New Zero Emissions Buildings Policy helps jurisdictions lead by example

With building construction and operations making up nearly 40% of U.S. carbon emissions, many jurisdictions have made reducing emissions from the built environment a top strategy for meeting climate action goals. The new Model Government Zero Emissions Buildings Policy released today helps with plug-and-play policy language for jurisdictions taking a “Lead by Example” approach to building decarbonization.

This new tool aims to help accelerate construction and operation of zero emissions buildings—both for carbon and other greenhouse gases (GHG) — by providing sample language that can be adapted to meet each jurisdiction’s needs. It includes sample policy language ready for incorporation into legislation, executive orders, procurement guidelines, or other policies that guide the construction and operation of government buildings. The model language was developed with input from several cities participating in the American Cities Climate Challenge and the Natural Resources Defense Council (NRDC).

“Having well-researched, well-vetted model policy language makes it easier for policymakers to take a critical first step in making progress toward equitable net zero emissions goals,” says Bryan M. Clark, Chief Sustainability Officer, Columbus, Ohio.
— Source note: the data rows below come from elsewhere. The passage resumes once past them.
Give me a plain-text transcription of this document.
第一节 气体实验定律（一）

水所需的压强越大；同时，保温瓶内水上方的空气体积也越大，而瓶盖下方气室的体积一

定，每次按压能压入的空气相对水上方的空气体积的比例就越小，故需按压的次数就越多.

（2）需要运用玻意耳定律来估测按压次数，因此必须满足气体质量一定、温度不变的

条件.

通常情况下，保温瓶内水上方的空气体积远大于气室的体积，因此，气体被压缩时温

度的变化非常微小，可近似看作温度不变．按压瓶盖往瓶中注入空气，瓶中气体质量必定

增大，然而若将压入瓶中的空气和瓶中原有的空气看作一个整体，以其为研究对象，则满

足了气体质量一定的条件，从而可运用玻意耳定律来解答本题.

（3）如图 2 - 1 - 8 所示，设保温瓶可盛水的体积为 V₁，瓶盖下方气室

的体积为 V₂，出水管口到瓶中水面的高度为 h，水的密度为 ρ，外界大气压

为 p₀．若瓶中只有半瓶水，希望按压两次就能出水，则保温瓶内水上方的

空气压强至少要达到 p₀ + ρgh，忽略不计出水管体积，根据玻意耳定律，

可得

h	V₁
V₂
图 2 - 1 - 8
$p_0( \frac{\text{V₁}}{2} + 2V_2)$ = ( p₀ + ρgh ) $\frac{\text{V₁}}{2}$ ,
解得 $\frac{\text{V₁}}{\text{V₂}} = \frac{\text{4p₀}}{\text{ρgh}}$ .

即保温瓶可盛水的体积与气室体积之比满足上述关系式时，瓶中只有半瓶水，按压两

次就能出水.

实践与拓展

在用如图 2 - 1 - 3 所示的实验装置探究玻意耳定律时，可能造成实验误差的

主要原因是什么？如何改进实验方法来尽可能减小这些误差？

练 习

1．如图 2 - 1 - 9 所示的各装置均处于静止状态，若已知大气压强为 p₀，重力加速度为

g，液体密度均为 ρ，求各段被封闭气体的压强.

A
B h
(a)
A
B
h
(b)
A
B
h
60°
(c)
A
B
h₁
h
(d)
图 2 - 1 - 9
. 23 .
By using their own buildings to demonstrate how new technologies and operational procedures can cut both energy use and carbon emissions, governments can show the market what is possible. They demonstrate the ways in which zero emissions buildings benefit owners, tenants, and the general public—by lowering operating costs, reducing pollution, and serving as comfortable, healthy places to work, live, learn and recreate. Their procurement practices can also drive change in the local market, creating new opportunities for their suppliers, builders, and those they employ. These building professionals can share what they learn with other clients and generate more awareness of best practices—ultimately making this approach even more affordable.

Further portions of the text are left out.